Measurements of the atmosphere from aircraft are essential in the Arctic as the reflective nature of the ice surface makes it difficult for satellites to detect atmospheric concentrations of chemicals correctly. The POLARCAT project combined research aircraft with ground-based campaigns, including the use of a train on the trans-Siberian railway. The results should help to verify satellite measurements.

One key finding has been that the impact of biomass burning on Arctic aerosol levels is even larger than expected, POLARCAT co-ordinator Andreas Stohl of the Norwegian Institute for Air Research told environmentalresearchweb at the IPY Oslo Science Conference.

The phenomenon of Arctic haze was discovered by pilots in the 1950s but remained unexplained until the 1970s, when scientists detected sulphate particles at ground level. They ascribed both these and the higher-level aerosols to pollution that had travelled up from mid-latitudes from sources such as fossil fuel combustion and Russian smelters.

However, Stohl believes that the higher-level haze has been misclassified; POLARCAT results indicates that the haze aloft is soot formed as a result of biomass burning rather than anthropogenic sulphate emissions. Such burning can have natural causes (e.g. forest fires) or it can be a result of man's activities like agricultural burning. "The magnitude of the biomass burning was surprising," said Stohl; more than half of the aerosols aloft were from biomass burning.

Some scientists believe that black carbon (soot) emissions from Eurasia may have contributed as much as carbon dioxide to earlier snowmelt but there is much still to learn in this area.

Models of atmospheric transport are not currently doing a good job at high latitudes, according to Stohl.
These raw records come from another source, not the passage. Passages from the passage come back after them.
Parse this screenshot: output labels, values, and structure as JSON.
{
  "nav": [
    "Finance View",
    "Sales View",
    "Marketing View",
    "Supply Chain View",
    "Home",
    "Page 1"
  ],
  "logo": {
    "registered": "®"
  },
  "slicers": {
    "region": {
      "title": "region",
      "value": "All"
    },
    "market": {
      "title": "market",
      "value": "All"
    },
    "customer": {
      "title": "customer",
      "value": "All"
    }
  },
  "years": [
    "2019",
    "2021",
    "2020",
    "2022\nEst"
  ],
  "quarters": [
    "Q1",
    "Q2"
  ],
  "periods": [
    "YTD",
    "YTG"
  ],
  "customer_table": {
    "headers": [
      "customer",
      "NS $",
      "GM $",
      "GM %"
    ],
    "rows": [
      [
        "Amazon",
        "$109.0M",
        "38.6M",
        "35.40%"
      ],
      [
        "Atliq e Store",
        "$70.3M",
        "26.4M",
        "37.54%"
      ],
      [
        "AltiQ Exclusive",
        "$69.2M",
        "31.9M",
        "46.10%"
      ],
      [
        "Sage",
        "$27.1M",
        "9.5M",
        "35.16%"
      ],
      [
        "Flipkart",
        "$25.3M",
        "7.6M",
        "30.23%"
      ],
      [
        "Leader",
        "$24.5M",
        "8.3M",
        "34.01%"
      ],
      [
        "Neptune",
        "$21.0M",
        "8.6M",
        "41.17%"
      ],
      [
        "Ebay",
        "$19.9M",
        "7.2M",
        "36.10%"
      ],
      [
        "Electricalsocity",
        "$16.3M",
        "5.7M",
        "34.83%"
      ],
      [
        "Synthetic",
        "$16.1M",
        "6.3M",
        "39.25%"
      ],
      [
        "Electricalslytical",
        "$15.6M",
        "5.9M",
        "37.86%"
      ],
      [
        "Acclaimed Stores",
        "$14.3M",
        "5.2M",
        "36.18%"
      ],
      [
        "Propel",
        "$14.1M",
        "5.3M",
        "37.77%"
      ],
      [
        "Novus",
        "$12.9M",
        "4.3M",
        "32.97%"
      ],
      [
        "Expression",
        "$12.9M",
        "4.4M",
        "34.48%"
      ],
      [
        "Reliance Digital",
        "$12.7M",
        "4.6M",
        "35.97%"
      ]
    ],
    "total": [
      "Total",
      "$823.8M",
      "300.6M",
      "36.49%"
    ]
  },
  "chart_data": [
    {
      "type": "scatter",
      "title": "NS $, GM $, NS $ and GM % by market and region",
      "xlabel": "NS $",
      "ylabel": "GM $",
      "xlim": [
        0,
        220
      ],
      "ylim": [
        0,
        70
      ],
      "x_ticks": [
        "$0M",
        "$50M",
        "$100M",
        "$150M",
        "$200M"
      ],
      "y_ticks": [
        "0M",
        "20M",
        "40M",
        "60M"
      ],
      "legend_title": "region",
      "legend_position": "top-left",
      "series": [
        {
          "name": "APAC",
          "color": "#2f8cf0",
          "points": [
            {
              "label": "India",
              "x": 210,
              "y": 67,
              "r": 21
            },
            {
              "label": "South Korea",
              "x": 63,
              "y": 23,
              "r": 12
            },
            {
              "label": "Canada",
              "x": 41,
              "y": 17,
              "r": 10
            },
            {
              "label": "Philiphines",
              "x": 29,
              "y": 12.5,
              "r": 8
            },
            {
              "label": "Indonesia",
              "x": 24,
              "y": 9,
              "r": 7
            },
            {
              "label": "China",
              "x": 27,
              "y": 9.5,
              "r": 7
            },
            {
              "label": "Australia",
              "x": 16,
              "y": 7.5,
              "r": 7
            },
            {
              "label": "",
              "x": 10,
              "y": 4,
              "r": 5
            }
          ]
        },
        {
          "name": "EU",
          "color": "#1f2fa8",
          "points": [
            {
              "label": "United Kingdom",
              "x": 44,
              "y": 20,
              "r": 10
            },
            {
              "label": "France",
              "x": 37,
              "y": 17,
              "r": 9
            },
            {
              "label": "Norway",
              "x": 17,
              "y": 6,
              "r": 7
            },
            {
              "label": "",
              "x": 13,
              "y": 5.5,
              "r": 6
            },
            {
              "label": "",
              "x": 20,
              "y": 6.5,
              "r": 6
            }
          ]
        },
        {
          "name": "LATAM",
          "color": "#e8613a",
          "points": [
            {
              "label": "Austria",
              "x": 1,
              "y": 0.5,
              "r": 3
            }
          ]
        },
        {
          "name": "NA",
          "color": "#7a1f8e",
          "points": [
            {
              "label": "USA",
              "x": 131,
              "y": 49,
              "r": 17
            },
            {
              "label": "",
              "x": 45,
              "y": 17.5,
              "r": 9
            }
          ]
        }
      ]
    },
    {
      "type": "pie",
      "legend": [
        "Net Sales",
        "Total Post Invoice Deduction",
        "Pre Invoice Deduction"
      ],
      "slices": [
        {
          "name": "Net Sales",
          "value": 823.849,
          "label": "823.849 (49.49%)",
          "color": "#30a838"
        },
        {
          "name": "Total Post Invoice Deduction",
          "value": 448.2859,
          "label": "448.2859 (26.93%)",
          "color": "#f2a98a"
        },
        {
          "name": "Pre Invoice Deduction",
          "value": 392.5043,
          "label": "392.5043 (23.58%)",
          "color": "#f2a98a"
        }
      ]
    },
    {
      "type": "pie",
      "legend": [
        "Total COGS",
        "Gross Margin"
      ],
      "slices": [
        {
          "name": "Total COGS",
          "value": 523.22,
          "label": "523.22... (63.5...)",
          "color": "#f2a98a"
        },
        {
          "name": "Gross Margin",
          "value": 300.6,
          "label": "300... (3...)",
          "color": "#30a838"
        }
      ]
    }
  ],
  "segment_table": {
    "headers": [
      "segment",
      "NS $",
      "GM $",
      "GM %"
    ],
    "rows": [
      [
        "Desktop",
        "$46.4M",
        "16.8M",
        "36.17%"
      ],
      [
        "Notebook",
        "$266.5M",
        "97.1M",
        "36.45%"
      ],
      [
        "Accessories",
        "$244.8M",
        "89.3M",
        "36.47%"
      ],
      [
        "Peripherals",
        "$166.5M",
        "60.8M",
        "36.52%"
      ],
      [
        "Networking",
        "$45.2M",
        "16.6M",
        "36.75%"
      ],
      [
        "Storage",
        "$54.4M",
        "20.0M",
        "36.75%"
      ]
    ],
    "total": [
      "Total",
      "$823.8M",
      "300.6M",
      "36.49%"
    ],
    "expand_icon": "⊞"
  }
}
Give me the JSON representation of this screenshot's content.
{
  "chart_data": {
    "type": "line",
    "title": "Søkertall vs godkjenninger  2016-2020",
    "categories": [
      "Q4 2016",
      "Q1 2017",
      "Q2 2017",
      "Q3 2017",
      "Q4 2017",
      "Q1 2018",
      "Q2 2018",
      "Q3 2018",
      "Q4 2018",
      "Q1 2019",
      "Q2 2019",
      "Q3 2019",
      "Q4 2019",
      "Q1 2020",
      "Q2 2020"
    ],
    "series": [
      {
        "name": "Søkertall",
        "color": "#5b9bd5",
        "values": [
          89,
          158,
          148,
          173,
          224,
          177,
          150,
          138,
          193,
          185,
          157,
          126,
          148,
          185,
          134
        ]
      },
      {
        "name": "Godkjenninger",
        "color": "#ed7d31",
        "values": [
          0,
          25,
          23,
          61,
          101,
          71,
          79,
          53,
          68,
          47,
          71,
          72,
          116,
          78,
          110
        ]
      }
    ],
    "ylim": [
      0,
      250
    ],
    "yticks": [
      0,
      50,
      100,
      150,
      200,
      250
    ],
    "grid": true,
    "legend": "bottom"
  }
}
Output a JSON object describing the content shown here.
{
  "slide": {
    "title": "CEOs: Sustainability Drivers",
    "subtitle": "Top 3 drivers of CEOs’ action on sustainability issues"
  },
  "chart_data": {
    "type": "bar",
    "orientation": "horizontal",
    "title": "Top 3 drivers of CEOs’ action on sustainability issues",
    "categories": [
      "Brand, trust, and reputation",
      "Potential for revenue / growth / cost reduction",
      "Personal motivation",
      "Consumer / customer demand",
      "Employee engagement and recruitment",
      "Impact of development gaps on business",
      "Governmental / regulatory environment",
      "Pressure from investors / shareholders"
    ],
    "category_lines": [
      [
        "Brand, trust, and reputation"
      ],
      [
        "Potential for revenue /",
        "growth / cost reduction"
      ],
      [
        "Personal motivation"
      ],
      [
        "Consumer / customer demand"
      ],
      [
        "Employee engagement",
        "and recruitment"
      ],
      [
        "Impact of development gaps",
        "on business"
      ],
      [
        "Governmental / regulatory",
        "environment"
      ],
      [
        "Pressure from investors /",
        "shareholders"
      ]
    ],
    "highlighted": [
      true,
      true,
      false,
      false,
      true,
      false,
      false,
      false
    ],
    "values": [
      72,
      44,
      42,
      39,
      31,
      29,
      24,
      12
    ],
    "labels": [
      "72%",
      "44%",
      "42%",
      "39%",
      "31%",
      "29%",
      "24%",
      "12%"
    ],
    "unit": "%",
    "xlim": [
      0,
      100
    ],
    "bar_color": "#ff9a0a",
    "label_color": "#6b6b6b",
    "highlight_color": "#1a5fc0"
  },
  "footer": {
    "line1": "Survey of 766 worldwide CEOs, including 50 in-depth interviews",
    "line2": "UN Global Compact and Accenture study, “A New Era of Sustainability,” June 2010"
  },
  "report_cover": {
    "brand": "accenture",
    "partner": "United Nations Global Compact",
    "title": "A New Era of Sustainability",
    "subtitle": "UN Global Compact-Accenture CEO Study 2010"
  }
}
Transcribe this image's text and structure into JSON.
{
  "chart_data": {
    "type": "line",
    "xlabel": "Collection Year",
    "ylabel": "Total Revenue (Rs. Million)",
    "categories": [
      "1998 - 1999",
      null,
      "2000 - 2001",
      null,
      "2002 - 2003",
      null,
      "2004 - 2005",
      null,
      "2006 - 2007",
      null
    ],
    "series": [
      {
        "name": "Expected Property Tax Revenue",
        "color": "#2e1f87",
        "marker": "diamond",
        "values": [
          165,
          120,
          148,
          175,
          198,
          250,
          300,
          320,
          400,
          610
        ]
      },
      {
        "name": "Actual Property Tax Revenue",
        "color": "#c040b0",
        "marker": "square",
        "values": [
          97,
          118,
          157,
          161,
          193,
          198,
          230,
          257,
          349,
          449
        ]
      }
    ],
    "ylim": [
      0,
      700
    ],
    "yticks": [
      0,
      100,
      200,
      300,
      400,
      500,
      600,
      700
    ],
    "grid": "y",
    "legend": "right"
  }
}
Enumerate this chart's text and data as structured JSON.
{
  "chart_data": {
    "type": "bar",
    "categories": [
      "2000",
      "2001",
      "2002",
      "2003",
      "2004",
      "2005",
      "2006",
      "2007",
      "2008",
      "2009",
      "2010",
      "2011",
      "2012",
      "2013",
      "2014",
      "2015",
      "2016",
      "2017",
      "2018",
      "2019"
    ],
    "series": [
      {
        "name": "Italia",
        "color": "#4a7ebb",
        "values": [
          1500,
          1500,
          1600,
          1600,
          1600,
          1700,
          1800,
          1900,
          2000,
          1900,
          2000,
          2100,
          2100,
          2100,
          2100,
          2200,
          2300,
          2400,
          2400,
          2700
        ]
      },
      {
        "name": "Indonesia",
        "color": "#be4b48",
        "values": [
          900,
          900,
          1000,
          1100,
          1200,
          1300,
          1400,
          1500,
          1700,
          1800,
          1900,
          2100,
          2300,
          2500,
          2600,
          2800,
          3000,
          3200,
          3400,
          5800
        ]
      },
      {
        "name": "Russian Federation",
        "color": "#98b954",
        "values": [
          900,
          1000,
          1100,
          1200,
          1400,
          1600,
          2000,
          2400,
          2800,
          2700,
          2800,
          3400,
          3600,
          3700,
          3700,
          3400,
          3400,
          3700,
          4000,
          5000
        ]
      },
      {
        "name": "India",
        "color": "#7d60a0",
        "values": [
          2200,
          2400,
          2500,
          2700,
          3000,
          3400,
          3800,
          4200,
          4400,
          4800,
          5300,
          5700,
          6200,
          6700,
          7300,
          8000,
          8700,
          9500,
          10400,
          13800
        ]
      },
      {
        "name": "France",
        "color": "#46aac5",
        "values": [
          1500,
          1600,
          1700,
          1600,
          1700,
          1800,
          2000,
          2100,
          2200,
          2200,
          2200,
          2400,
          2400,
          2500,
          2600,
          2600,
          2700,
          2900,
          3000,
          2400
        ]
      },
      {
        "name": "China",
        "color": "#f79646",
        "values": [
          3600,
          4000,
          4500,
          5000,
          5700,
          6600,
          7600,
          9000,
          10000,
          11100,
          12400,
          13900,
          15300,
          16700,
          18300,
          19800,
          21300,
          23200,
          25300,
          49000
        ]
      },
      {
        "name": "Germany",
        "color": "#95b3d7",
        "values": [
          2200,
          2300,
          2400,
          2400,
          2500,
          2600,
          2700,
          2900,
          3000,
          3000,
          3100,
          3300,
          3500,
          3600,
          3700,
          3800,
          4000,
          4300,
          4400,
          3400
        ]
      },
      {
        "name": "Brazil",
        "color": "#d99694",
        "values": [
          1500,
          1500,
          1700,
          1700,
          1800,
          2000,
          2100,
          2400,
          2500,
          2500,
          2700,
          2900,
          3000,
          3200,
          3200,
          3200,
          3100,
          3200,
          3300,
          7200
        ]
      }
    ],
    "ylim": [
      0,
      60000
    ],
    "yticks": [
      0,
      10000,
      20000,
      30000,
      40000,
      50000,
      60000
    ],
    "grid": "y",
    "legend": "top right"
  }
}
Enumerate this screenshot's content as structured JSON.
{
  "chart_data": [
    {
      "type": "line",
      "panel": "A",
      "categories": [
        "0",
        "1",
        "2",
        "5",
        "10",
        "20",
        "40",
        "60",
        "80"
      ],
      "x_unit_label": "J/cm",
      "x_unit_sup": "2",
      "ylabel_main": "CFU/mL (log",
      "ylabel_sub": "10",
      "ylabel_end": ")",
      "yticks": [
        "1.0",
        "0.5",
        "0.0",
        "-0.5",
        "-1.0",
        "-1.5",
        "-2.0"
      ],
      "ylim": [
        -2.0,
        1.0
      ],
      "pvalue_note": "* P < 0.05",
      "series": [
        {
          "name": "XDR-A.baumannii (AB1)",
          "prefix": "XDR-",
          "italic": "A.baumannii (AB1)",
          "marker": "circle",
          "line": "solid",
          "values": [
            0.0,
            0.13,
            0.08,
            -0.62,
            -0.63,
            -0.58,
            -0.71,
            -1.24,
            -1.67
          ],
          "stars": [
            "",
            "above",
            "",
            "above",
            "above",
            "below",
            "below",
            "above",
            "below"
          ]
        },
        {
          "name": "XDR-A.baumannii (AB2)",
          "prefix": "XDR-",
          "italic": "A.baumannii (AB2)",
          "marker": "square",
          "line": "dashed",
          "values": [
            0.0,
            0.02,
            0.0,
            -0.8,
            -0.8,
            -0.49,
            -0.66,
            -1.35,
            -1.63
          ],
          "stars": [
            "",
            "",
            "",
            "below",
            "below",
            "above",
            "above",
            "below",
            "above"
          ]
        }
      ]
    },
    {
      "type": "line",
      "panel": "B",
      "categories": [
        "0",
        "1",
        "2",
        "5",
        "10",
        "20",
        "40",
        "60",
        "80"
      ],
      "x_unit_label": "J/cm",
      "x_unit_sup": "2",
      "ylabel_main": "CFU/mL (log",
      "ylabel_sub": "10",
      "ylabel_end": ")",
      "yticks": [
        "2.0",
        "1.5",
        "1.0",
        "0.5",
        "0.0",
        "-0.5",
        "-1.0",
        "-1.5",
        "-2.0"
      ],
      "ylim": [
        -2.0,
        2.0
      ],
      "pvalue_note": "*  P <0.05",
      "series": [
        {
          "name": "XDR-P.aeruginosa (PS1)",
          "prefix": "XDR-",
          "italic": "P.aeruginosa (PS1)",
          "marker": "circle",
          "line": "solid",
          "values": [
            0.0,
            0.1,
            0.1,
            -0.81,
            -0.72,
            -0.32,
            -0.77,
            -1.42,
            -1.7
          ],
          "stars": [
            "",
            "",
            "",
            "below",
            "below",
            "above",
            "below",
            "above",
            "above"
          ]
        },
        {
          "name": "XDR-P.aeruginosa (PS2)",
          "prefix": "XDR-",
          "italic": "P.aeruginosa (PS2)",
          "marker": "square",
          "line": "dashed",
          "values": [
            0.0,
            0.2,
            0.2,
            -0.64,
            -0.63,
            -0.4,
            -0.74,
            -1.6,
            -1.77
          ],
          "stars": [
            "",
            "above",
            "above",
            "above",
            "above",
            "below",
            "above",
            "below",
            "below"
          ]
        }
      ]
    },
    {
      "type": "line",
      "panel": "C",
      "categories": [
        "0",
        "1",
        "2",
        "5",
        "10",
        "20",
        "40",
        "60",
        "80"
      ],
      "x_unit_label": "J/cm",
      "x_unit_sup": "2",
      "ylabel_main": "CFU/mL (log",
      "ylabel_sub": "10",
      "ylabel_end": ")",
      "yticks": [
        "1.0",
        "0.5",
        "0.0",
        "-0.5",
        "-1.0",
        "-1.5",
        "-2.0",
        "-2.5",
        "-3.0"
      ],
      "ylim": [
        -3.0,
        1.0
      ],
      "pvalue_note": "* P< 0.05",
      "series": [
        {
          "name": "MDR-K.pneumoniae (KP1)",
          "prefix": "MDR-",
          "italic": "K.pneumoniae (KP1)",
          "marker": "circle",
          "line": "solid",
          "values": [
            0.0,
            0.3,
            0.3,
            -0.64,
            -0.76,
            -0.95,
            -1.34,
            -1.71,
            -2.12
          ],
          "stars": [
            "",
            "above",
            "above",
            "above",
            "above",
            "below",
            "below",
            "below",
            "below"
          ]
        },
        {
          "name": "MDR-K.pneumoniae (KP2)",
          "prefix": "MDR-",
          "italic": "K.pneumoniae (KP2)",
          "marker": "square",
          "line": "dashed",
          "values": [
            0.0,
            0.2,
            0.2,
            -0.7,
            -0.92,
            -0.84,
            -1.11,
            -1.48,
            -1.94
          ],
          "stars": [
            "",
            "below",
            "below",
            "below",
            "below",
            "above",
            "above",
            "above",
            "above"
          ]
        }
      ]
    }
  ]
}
In the Arctic pollution plumes are typically stretched horizontally and vertically, he explained. This makes life tricky for models, which tend to struggle with fine filaments. The new observational data collected during POLARCAT will help researchers to check and develop the models. But new information is also needed – for example, how precipitation scavenges particles.

With that in mind, the CLIMSLIP (Climate impacts of short-lived pollutants in the polar regions) project will continue some of POLARCAT's work. CLIMSLIP, which will involve six or seven countries, had a kick-off meeting last Monday. As part of the programme, Finnish researchers will create known amounts of black carbon by burning, and measure how the particles deposit onto ice in both dry and wet conditions. This will provide information about how snowfall rates affect scavenging. Other participants will measure albedo (surface reflectivity) and snowmelt; the first experiment is due to begin next year.

CLIMSLIP will also fund the analysis of some of the only aerosol data measured from aircraft in Antarctica. Taken by a German team in 2006 and 2007, the data have yet to be examined.